For Limited Liability Companies
- A valid trade license copy
- A copy of the valid Emirates ID and passport for the license owner
- Power of attorney, if applicable.
- Shareholder certificate copy
- A copy of the Memorandum of Association of the Company and appendices (translated into Arabic).
Cost of Rent to Own Schemes in Dubai
Transaction Fees: 0.25% of the rent amount.
Sale Price Fees: 2% of the total sale price, buyer and the seller have to pay this fee separately.
Additional Fees
- Innovation fee: AED 10
- Knowledge fee: AED 10 (added to each fee)
Developer Self-Registration Fee: AED 1,000 (for developers).
Process for applying for Rent to Own Schemes in Dubai
To apply for a rent-to-own scheme in Dubai, follow these simple steps:
- Go to the DLD website and select “register for rent-to-own” under the Contract service.
- Enter details about the financing entity and the amount.
- Complete the required information.
- Select your payment method.
- Upload the necessary documents.
- Submit your application online.
Once submitted, you will receive the document via email.
Frequently Asked Questions
What Are the Payment Plans for Rent-to-own Properties in Dubai?
Payment plans for rent-to-own schemes vary because they are set based on the agreement between the developer and the buyer.
Although the DLD provides guidelines and fees for registering, financing, transferring, and cancelling these contracts, each rent-to-own scheme is customized to fit the specific situation.
Where to Buy Rent-to-Own Properties in Dubai?
Rent-to-own properties are becoming very popular in Dubai because they offer financial benefits. Here are some recommended areas to consider for purchasing rent-to-own properties in Dubai:
- Dubai South
- Al Furjan
- Jumeirah Golf Estates
- Business Bay
- Dubailand
- Jumeirah Village Circle
- Al Barsha
- Dubai Silicon Oasis
- International City
What is Lease to Own property in Dubai?
Lease-to-own is a popular method for buying a home in Dubai. You begin by renting a property under a lease agreement. As you make regular rent payments, you eventually have the chance to buy the property at the end of the lease term. This approach allows you to live in the home while working towards ownership and offers a flexible option if you are not ready to pay the full price upfront.
Can I Do Rent-to-Rent in Dubai?
Yes, you can sublease a property in Dubai, but you must follow legal rules. Tenants need to get written approval from the landlord before sub-leasing the property. This helps maintain a good relationship with the sub-tenant and ensures you follow local regulations.
Summing it up
Rent-to-own properties in Dubai allow you to rent a home with the option to buy it later. Here is a quick summary.

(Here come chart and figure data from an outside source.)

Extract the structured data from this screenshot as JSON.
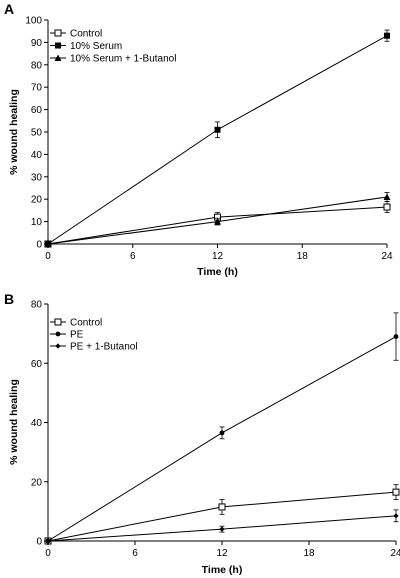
{
  "chart_data": [
    {
      "type": "line",
      "panel_label": "A",
      "xlabel": "Time (h)",
      "ylabel": "% wound healing",
      "xlim": [
        0,
        24
      ],
      "ylim": [
        0,
        100
      ],
      "xticks": [
        0,
        6,
        12,
        18,
        24
      ],
      "yticks": [
        0,
        10,
        20,
        30,
        40,
        50,
        60,
        70,
        80,
        90,
        100
      ],
      "x": [
        0,
        12,
        24
      ],
      "legend_position": "top-left",
      "grid": false,
      "series": [
        {
          "name": "Control",
          "marker": "open-square",
          "values": [
            0,
            12,
            16.5
          ],
          "errors": [
            0,
            2,
            2.5
          ]
        },
        {
          "name": "10% Serum",
          "marker": "filled-square",
          "values": [
            0,
            51,
            93
          ],
          "errors": [
            0,
            3.5,
            2.5
          ]
        },
        {
          "name": "10% Serum + 1-Butanol",
          "marker": "filled-triangle",
          "values": [
            0,
            10,
            21
          ],
          "errors": [
            0,
            1.5,
            2
          ]
        }
      ]
    },
    {
      "type": "line",
      "panel_label": "B",
      "xlabel": "Time (h)",
      "ylabel": "% wound healing",
      "xlim": [
        0,
        24
      ],
      "ylim": [
        0,
        80
      ],
      "xticks": [
        0,
        6,
        12,
        18,
        24
      ],
      "yticks": [
        0,
        20,
        40,
        60,
        80
      ],
      "x": [
        0,
        12,
        24
      ],
      "legend_position": "top-left",
      "grid": false,
      "series": [
        {
          "name": "Control",
          "marker": "open-square",
          "values": [
            0,
            11.5,
            16.5
          ],
          "errors": [
            0,
            2.5,
            2.5
          ]
        },
        {
          "name": "PE",
          "marker": "filled-circle",
          "values": [
            0,
            36.5,
            69
          ],
          "errors": [
            0,
            2,
            8
          ]
        },
        {
          "name": "PE + 1-Butanol",
          "marker": "filled-diamond",
          "values": [
            0,
            4,
            8.5
          ],
          "errors": [
            0,
            1,
            2
          ]
        }
      ]
    }
  ]
}
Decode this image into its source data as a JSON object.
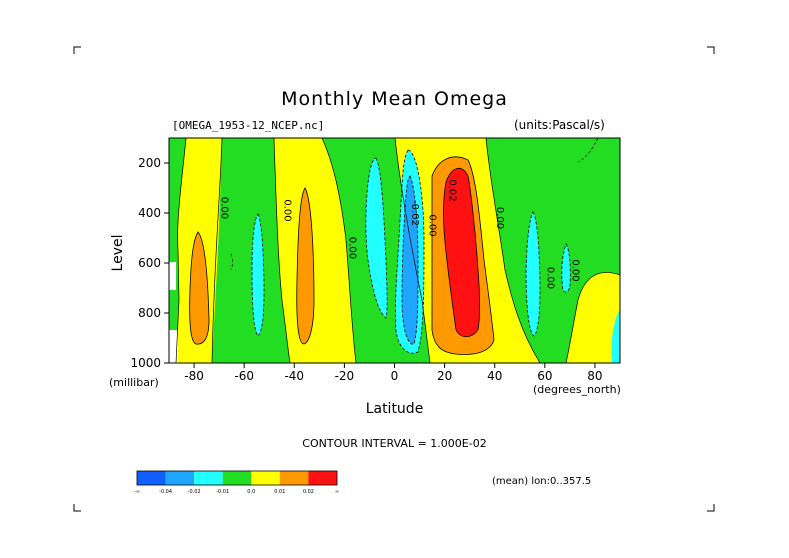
{
  "title": "Monthly Mean Omega",
  "source_file": "[OMEGA_1953-12_NCEP.nc]",
  "units_label": "(units:Pascal/s)",
  "contour_interval_label": "CONTOUR INTERVAL = 1.000E-02",
  "mean_note": "(mean) lon:0..357.5",
  "chart_data": {
    "type": "heatmap",
    "title": "Monthly Mean Omega",
    "xlabel": "Latitude",
    "xunit": "(degrees_north)",
    "ylabel": "Level",
    "yunit": "(millibar)",
    "xlim": [
      -90,
      90
    ],
    "ylim": [
      1000,
      100
    ],
    "xticks": [
      -80,
      -60,
      -40,
      -20,
      0,
      20,
      40,
      60,
      80
    ],
    "yticks": [
      200,
      400,
      600,
      800,
      1000
    ],
    "colorbar": {
      "colors": [
        "#1060ff",
        "#1ea5ff",
        "#22ffff",
        "#22dd22",
        "#ffff00",
        "#ff9900",
        "#ff1111"
      ],
      "boundaries": [
        "-0.04",
        "-0.02",
        "-0.01",
        "0.0",
        "0.01",
        "0.02"
      ],
      "ends": [
        "-∞",
        "∞"
      ]
    },
    "contour_labels": [
      {
        "text": "0.00",
        "lat": -69,
        "level": 380
      },
      {
        "text": "0.00",
        "lat": -44,
        "level": 390
      },
      {
        "text": "0.00",
        "lat": -18,
        "level": 540
      },
      {
        "text": "-0.02",
        "lat": 7,
        "level": 400
      },
      {
        "text": "0.00",
        "lat": 14,
        "level": 450
      },
      {
        "text": "0.02",
        "lat": 22,
        "level": 310
      },
      {
        "text": "0.00",
        "lat": 41,
        "level": 420
      },
      {
        "text": "0.00",
        "lat": 61,
        "level": 660
      },
      {
        "text": "0.00",
        "lat": 71,
        "level": 630
      }
    ]
  }
}
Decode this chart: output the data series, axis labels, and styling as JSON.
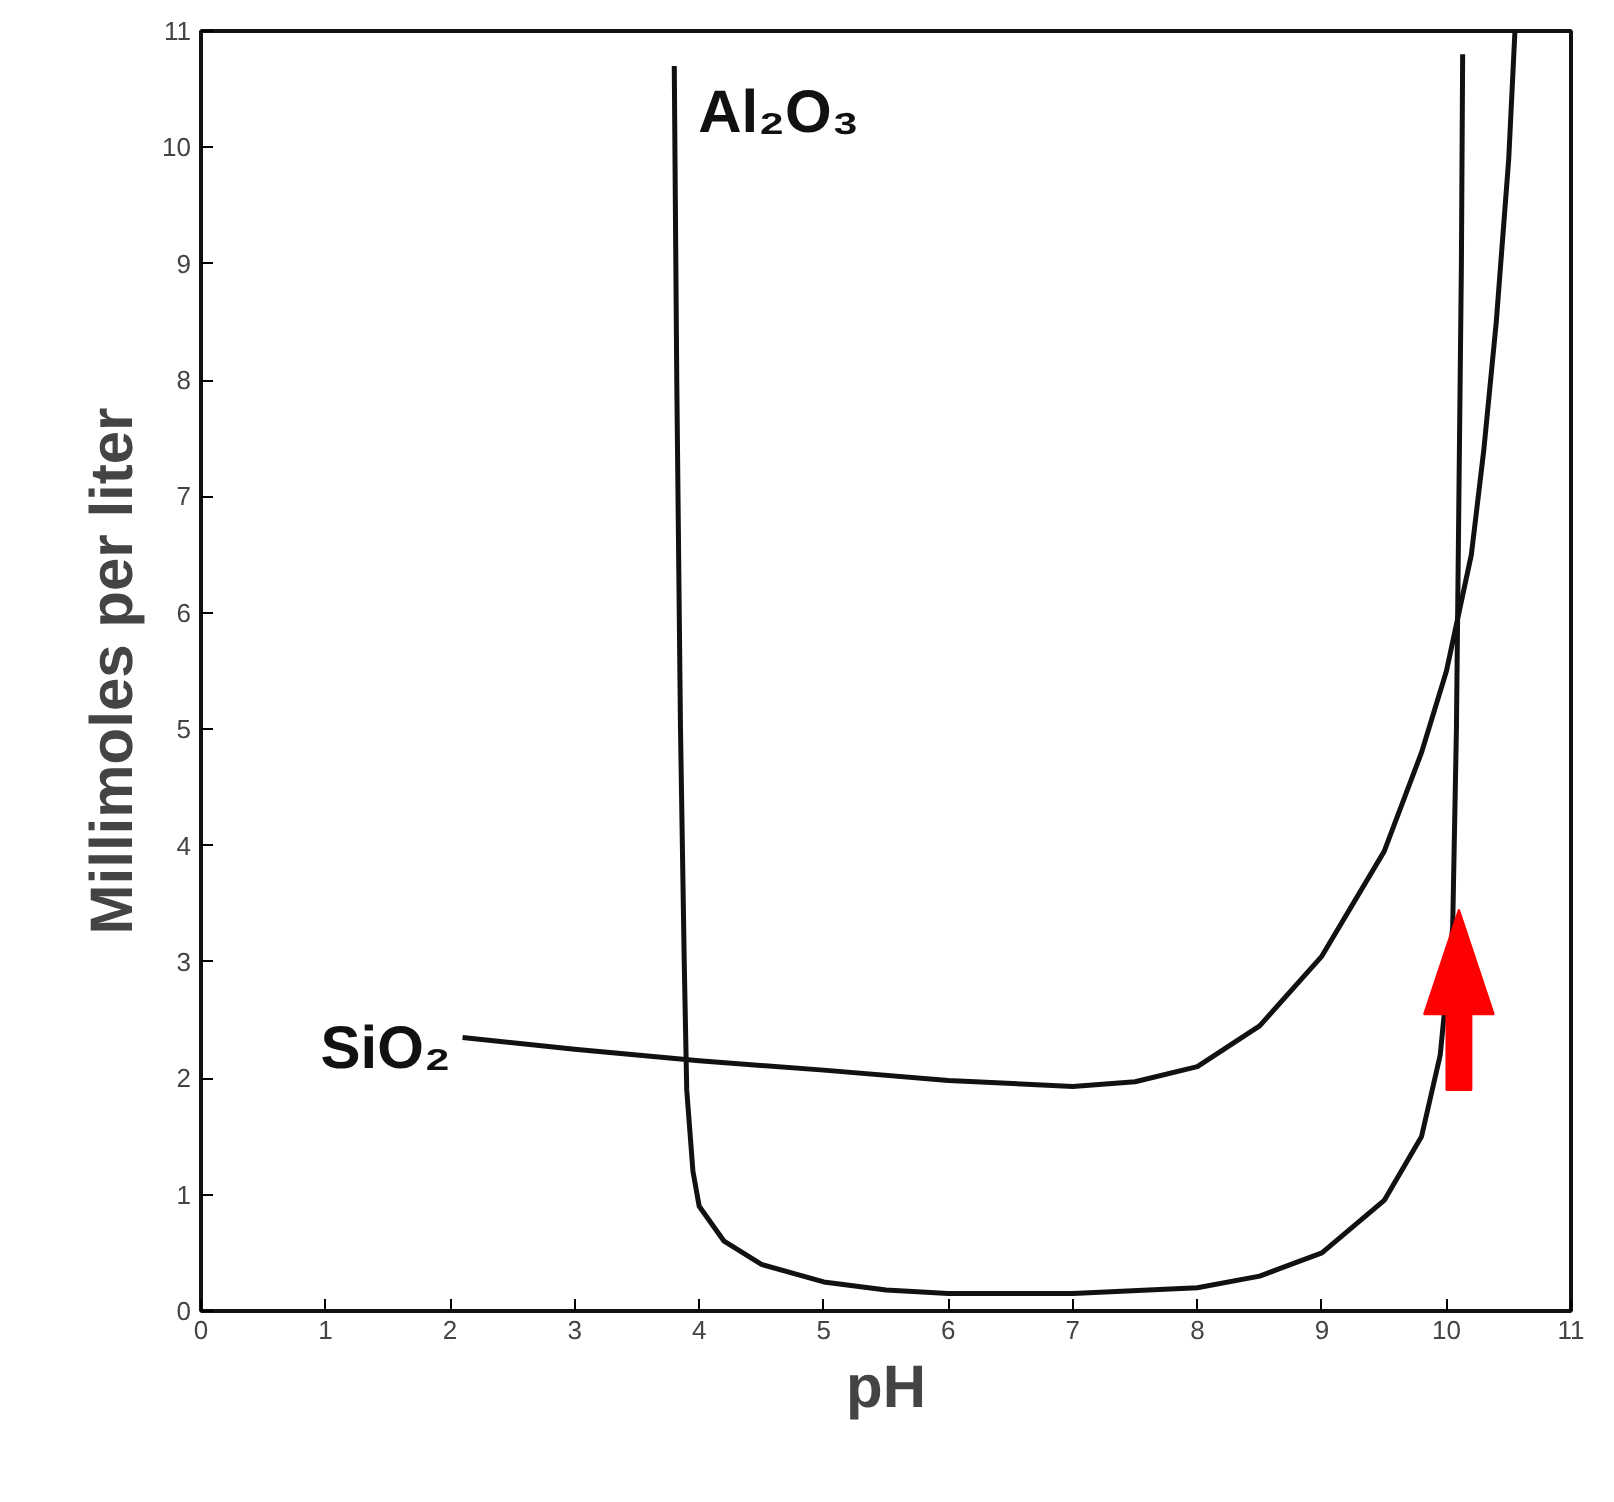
{
  "chart_data": {
    "type": "line",
    "xlabel": "pH",
    "ylabel": "Millimoles per liter",
    "xlim": [
      0,
      11
    ],
    "ylim": [
      0,
      11
    ],
    "xticks": [
      0,
      1,
      2,
      3,
      4,
      5,
      6,
      7,
      8,
      9,
      10,
      11
    ],
    "yticks": [
      0,
      1,
      2,
      3,
      4,
      5,
      6,
      7,
      8,
      9,
      10,
      11
    ],
    "grid": false,
    "marker": "none",
    "line_style": "solid",
    "series": [
      {
        "name": "SiO₂",
        "color": "#111111",
        "x": [
          2.1,
          3,
          4,
          5,
          6,
          7,
          7.5,
          8,
          8.5,
          9,
          9.5,
          9.8,
          10,
          10.2,
          10.3,
          10.4,
          10.5,
          10.55
        ],
        "values": [
          2.35,
          2.25,
          2.15,
          2.07,
          1.98,
          1.93,
          1.97,
          2.1,
          2.45,
          3.05,
          3.95,
          4.8,
          5.5,
          6.5,
          7.4,
          8.5,
          9.9,
          11
        ]
      },
      {
        "name": "Al₂O₃",
        "color": "#111111",
        "x": [
          3.8,
          3.82,
          3.85,
          3.88,
          3.9,
          3.95,
          4,
          4.2,
          4.5,
          5,
          5.5,
          6,
          7,
          8,
          8.5,
          9,
          9.5,
          9.8,
          9.95,
          10.05,
          10.08,
          10.1,
          10.12,
          10.13
        ],
        "values": [
          10.7,
          8,
          5,
          3,
          1.9,
          1.2,
          0.9,
          0.6,
          0.4,
          0.25,
          0.18,
          0.15,
          0.15,
          0.2,
          0.3,
          0.5,
          0.95,
          1.5,
          2.2,
          3.3,
          5,
          7,
          9,
          10.8
        ]
      }
    ]
  }
}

How It Works: You rent the property, and part of your rent payments go towards the down payment. The initial payment is usually around 5%, much less than the 25% required for a traditional mortgage.
Legal Options: There are two main agreements:
- Purchase Agreement: Sets terms like monthly rent, total property price, and future value.
- Option to Purchase: Allows you to decide whether to buy or continue renting.
Benefits
- Lower upfront costs.
- Opportunity to live in the home before buying.
- Potential savings on maintenance if the developer handles it.
Requirements: Ensure you agree on the rental period, future property value, penalties for missed payments, and who is responsible for maintenance.
Application Process: Register on the DLD website, provide the required details and documents, choose a payment method, and submit your application online.